I don’t know what a domestic T20 match is or what it means to have a 74-run partnership. I don’t even know what a crumpet is (and apparently you have to understand that to understand cricket), but I know this catch is awesome, and that you should see it.
From the YouTube video description:
Bevan Small has become an overnight internet sensation after the little-known New Zealand cricketer took an astounding catch on the boundary in a domestic T20 match.
According to the video and news reports, the cricketer jumped in the air to not just deny Northern Districts’ Brad Wilson a six but also dismiss him by flinging the ball to a teammate before crashing beyond the ropes. His athletic ability broke a vital 74-run partnership.

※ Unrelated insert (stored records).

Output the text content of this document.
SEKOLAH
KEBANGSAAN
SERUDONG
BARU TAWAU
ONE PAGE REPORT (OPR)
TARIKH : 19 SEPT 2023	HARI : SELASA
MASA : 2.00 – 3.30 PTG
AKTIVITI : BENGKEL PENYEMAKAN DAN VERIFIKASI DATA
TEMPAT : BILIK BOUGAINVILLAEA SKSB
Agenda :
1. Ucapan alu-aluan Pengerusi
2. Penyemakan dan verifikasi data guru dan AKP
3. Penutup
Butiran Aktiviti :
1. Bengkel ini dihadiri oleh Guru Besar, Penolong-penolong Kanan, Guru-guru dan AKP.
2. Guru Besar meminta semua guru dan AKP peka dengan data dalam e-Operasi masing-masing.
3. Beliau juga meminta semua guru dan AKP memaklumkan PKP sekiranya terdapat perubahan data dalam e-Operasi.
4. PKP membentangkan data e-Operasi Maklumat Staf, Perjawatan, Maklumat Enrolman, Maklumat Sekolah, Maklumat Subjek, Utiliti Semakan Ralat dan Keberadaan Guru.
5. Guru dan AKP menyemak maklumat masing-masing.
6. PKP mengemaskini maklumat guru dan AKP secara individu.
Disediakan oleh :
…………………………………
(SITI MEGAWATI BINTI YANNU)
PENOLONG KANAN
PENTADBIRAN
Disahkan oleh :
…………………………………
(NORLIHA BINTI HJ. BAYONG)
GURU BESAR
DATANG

Small deserves extra credit for completely Jetering it into the ground on the way down. I also love how quickly “awareness” starts to sound like “weenus” when you’re from New Zealand. “Look at the a weenus! LOOK AT THE A’WEENUS!” Also: how many times the guy says “whilst” whilst trying to explain what happened. People should say whilst more often.
Great catch, and great news about that 74-run partnership (?).
[h/t to Fark Sports]


If I was him, i’d blast “Unbelievable” from a boombox and start chanting “Bevan Small is the illest!”
I think it’s also worth noting, that was a wicked googly.
Don’t think for one second that Raphael line went unnoticed
Two batsmen in cricket. Each one defending a wicket. A ball that leaves the boundry (the white ring on the ground) in the air is worth six runs. A ball that leaves the boundry on the ground is worth 4 runs. A ball that is in the field of play that isn’t caught and isn’t going to leave the boundry can be run on by the batsmen. They run back and forth between the wickets to score runs. Hence the partnership. 74 refers to the number of combined runs they have scored. T20 refers to the number of overs bowled (pitches thrown). One over is ten pitches. So this particular game was 200 pitches long. Whoever scores the most runs in 200 pitches wins.
Even the greatest catch in cricket is still boring. It must be a drinking game
I’m a rare Englishman in that I hate cricket. It’s just 11 men standing in a field, one throwing the ball, one behind the wicket, and two batsmen. All that time is spent watching fielders rub the ball against their crotches.
I guess a way to describe it in an American way is that when a batter in the MLB comes up to the plate, after every pitch he undoes his shoelaces, fiddles with his straps, takes his helmet off and rubs his head, before doing the same thing all over again after the next pitch, that’s cricket as best I can describe.
It takes days to finish a game. Baseball takes too long as it is, and even that’s just a few hours.
Wait, this is the game with The Golden Snitch in it, no?
Or is that jai alai?
I know it’s in one of those two made up games.